お兄ちゃん、だめ…

*[お兄ちゃんへ](1/3)

拝啓、親愛なるお兄ちゃんへ。


お兄ちゃん、そちらの生活はどうですか?
少しは慣れてきたところでしょうか。

あれからーー
お兄ちゃんが捕まってからもう二ヶ月が経ったのですね。
あんなにテレビのワイドショーを賑わせたお兄ちゃんの猟奇殺人事件もやっと影を薄め始めたころです。

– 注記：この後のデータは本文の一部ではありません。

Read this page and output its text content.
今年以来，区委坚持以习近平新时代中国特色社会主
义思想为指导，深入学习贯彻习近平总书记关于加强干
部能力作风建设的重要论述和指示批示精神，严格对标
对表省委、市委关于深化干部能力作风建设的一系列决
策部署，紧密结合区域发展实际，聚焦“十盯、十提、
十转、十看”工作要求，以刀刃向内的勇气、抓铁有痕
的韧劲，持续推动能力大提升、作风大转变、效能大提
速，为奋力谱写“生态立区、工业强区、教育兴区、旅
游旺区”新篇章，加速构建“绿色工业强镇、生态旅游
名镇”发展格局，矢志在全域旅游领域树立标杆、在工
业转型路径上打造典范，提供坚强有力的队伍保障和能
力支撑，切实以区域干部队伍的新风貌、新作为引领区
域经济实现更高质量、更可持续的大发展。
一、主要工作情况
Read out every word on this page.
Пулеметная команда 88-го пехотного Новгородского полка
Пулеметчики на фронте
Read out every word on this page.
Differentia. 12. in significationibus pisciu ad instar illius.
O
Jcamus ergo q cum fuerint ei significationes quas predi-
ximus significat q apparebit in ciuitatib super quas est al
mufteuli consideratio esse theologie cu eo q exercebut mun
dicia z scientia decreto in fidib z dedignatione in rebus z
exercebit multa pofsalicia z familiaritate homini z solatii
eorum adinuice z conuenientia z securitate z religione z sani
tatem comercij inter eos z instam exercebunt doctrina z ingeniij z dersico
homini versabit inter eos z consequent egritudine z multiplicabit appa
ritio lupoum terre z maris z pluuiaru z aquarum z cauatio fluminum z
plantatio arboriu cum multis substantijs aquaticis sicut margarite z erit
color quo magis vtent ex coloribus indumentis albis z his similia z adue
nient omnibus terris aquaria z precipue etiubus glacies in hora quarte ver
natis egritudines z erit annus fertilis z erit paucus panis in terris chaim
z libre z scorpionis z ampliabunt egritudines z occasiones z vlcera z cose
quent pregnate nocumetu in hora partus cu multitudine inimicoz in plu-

さてお兄ちゃん、今回私があなたに手紙を書いているのは、二つあなたに報告することがあるからです。


一つ目は、お父さんとお母さんが自殺したことです。
それはもう警察の人から聞いてるかもしれません。
でも一応報告しておきます。

父と母が自殺した動機としては
我が家に対する嫌がらせの数々に耐えることが出来なかったこと。
もう二度と前のような社会的な生活を送っていくことが出来ないと自覚したからだと思います。
もちろん加害者の両親としての罪悪感に耐えられなかったというのも大きな理由の一つだとは思いますが。

それほどあの事件は社会を騒がせ、私達が普通に生活することさえ出来なくしたのです。
よって父と母はあなたが殺したも同然です。

しかし一部にはお兄ちゃんを神のように崇める馬鹿者まで現れた始末でした。
お兄ちゃんが神などと崇められる存在な者かと笑ってしまいます。

まあ、現在の情報社会のように誰でも簡単に情報を知りえる時代では、
このようにメディアやネットからの情報に影響を受けやすくなってしまう輩が出て来てしまうのも仕方がないことなのかもしれませんね。

そういう意味ではお兄ちゃんは社会に少なからず影響を与えたのですね。
それって本当はすごいことなのかもしれません。